Abstract

In 2012, legendary “actress” Yamada Isuzu (b. 1917) passed away in Japan. Yamada has been internationally known because of her acting in films such as Mizoguchi Kenji’s Osaka Elegy (1936), Naruse Mikio’s Flowing (1956), and Kurosawa Akira’s Throne of Blood (1957). Overshadowed by her well-recognized contribution to the films is her achievement in Kabuki acting. The Kabuki theater is an all- male theater, with its onnagata actors playing women’s roles. Despite the intermittent presence of female Kabuki actors over the history of Kabuki, their achievements have not received the recognition they deserve, and today, the notion that onnagata must be male actors, and female actors cannot do the job is considered common knowledge both in popular and academic discourses.
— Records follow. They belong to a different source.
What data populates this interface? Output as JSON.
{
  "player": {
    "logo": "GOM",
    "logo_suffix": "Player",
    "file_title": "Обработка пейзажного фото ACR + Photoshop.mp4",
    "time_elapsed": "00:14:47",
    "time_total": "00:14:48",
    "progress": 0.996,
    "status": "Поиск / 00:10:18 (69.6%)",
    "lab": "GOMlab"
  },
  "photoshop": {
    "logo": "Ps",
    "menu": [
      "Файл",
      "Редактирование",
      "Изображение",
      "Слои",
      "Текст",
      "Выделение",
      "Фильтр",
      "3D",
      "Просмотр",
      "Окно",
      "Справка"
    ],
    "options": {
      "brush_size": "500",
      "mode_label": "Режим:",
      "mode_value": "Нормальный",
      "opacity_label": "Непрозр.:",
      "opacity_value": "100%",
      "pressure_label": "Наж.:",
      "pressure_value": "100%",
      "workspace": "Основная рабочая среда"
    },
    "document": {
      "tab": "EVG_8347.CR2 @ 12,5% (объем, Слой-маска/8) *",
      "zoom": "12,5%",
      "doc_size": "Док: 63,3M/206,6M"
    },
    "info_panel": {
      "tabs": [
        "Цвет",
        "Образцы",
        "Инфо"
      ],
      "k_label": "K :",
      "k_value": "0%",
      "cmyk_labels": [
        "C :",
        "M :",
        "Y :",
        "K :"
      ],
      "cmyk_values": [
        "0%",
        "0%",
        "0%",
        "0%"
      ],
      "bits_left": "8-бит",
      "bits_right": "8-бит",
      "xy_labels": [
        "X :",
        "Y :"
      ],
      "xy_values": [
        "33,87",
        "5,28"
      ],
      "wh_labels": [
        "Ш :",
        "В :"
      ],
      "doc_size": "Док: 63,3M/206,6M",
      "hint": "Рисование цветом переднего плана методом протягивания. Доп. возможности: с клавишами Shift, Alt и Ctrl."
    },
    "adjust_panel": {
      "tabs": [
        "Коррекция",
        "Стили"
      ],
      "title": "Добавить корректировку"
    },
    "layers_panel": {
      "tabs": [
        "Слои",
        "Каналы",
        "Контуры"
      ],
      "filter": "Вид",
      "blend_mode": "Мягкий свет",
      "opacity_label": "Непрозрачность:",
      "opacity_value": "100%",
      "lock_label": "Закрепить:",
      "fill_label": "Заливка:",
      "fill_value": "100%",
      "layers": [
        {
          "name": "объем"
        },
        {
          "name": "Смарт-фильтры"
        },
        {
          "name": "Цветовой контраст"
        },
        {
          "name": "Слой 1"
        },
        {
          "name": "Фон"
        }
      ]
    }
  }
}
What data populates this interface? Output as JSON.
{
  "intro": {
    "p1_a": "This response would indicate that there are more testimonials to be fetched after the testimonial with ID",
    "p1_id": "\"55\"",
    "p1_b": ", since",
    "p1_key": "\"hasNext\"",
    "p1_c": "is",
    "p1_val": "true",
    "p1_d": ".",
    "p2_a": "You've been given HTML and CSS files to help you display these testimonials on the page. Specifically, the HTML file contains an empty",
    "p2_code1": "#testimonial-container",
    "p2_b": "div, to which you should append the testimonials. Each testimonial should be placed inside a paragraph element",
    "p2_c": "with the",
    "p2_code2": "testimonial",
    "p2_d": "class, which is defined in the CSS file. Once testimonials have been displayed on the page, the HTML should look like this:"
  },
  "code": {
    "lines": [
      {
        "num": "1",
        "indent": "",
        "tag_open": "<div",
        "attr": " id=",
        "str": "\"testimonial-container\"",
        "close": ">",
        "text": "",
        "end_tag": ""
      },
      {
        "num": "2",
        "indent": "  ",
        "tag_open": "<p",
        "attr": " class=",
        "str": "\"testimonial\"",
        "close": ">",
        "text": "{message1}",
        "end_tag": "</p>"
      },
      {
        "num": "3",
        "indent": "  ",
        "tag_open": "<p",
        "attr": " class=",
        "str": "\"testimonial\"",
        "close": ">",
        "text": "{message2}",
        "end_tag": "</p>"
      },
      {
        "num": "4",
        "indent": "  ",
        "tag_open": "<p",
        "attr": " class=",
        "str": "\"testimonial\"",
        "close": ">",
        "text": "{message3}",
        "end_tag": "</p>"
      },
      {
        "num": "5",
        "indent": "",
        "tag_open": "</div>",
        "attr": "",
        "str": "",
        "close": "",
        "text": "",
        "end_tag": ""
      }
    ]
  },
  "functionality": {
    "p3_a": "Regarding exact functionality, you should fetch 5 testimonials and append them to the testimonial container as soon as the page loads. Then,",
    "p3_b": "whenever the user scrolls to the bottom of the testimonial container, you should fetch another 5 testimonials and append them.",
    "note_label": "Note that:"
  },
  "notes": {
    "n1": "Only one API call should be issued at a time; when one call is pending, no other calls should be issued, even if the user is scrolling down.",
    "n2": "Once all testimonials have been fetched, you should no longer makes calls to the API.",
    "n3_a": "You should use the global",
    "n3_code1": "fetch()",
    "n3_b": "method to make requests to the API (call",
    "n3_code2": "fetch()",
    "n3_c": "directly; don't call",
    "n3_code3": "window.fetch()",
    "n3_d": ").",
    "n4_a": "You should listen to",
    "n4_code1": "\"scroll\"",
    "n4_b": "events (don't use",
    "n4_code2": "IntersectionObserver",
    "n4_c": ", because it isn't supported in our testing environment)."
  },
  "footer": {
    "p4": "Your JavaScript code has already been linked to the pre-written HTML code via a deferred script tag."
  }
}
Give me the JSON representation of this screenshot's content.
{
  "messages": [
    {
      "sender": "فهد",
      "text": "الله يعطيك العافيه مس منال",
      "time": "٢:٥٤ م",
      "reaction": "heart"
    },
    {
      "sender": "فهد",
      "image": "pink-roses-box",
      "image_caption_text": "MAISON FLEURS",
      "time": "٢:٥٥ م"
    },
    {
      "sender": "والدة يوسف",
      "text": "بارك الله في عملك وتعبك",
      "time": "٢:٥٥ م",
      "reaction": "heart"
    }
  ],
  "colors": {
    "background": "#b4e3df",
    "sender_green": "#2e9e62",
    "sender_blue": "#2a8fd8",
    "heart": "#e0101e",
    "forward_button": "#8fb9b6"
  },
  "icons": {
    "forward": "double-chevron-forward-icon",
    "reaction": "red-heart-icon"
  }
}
Yamada, however, had substantial stage experience in Kabuki, performing hand in hand with major Kabuki actors. Moreover, her acting was said to remind some—critics and Kabuki actors—of “women actors,” that is, female Kabuki actors around the beginning of the twentieth century. They were trained in Kabuki acting, used the same acting techniques as that of male Kabuki actors, and were evaluated by the same criteria as that of the male actors. Thus the highest compliment for female onnagata was “indistinguishable from male onnagata.” Yamada performed Kabuki in this manner, too. Her Kabuki achievement assures us that the art of onnagata has been available to female actors, if talented, trained, and dedicated to the art; considering the prevailing “common knowledge,” however, Yamada’s accomplishment of Kabuki acting as well as what it can tell us will probably be subdued in historiography soon.